Indian Girls Develop Mobile Applications to Tackle Local Issues

mobile applications

Dharavi is Asia’s largest slum and is located in the middle of Mumbai, India’s financial capital. The slum is home to nearly a million people. Within that population, teenage girls have been learning how to code in order to develop mobile applications that can help tackle different problems within their community.

Filmmaker Nawneet Ranjan founded the Dharavi Diary project, which teaches young girls in the slum to code. With this skill, the girls can then develop mobile applications that aim to combat everyday issues  including “sexual harassment, access to water and education.”

Using the MIT App Inventor, online video instruction, documentary films and Powerpoint presentations, Ranjan and the Dharavi Diary project team teaches girls between the ages eight and 16, the basics of coding.

Ranjan first became involved in working with the Dharavi community after he made a film titled Dharavi Diary in 2012. The film documented issues faced by the slum’s residents.

He then set up a small computer lab in 2014, with the goal of encouraging young girls to become changemakers. The result of their involvement in the program can ultimately lead them to better education and more employment opportunities.

“A lot of girls in the neighbourhood don’t get the chance to use computers and laptops,” Ranjan told Mashable. “I showed them how technology can be used to solve problems and improve their job opportunities. I told them that these were things that they could learn on their own.”

The project experienced a setback when the slum was destroyed by a fire on Jan. 4, 2016, destroying tablets and computers as well as the homes of over 50 families in the neighborhood.

However, through a new crowd-funding campaign, Ranjan hopes to raise more resources to buy more computers, laptops, and food and clothing for the children.

One app that a group of girls developed, for example, is called Paani, which alerts residents of the slum when they collect water from the community tap. This allows members of the community to avoid waiting in long lines for the water every day.

In a country where access to clean water is a luxury, the responsibility of collecting water often falls on girls, who consequently must miss school as a result of waiting hours for the essential resource.

Another Android App, Women Fight Back, focuses on women’s safety.
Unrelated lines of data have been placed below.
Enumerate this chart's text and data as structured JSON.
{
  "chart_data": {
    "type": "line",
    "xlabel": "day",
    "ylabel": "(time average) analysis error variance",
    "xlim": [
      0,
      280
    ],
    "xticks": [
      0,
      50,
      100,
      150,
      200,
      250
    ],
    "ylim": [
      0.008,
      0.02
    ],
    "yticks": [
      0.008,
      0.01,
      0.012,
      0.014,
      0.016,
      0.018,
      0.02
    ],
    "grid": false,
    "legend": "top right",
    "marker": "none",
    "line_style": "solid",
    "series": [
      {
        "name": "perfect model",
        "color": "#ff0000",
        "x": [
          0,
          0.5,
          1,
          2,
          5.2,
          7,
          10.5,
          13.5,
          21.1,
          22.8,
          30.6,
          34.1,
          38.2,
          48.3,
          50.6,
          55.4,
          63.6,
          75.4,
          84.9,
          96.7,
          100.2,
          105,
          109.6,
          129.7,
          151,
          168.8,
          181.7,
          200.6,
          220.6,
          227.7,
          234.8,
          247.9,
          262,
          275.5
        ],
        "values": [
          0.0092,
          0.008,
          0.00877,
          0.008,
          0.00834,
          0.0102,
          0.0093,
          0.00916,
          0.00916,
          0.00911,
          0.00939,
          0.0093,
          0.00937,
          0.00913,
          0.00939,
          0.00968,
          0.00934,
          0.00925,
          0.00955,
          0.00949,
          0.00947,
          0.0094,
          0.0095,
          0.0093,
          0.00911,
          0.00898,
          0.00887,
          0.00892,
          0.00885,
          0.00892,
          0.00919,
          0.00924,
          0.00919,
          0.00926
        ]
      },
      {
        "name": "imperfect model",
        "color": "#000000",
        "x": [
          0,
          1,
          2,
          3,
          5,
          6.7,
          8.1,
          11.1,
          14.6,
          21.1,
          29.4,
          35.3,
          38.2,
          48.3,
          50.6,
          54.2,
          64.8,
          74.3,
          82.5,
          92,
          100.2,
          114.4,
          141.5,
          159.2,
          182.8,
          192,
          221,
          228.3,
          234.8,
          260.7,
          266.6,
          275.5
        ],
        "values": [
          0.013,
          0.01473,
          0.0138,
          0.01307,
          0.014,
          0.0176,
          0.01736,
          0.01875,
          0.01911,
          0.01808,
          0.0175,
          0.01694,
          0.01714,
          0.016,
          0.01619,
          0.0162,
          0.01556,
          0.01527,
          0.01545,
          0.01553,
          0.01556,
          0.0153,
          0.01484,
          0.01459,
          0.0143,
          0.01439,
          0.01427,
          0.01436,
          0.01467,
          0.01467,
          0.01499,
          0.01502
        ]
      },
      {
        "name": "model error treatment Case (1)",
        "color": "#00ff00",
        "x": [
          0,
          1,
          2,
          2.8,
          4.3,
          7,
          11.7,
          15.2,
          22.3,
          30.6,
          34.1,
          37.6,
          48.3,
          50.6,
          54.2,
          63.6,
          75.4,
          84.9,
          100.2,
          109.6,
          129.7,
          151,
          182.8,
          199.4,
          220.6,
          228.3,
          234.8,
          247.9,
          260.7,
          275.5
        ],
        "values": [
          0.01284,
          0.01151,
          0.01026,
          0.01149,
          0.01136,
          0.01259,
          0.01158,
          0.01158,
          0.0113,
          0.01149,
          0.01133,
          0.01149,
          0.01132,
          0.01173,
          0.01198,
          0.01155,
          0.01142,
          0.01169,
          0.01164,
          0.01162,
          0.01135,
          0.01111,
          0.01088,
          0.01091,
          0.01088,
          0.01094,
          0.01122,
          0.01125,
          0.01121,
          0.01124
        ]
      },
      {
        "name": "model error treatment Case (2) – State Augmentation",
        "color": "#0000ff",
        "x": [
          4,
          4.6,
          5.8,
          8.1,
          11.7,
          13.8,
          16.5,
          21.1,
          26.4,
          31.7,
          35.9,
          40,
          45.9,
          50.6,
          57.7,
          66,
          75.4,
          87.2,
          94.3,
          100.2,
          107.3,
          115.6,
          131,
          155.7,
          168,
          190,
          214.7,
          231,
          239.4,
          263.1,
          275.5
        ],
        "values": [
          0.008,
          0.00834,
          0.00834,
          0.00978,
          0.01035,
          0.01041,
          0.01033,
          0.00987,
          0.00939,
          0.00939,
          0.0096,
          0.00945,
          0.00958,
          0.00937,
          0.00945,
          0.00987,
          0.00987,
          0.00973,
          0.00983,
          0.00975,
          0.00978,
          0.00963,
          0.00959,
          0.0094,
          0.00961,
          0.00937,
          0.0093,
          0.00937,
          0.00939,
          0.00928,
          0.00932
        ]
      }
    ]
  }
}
Its features include SMS alerts, a distress alarm and emergency calls to contacts on their phones, according to Business Insider.

“When we joined the program we decided first to look at the problems that our neighborhood and community faced, and then build apps to address them,” said Ansuja Madiwal, a 15-year-old girl, in an interview with The Hindu.

“In a small way, initiatives like this help in giving people a greater sense of participation and an awareness of the problems that they face and how they can devote resources to solving them,” said Ranjan.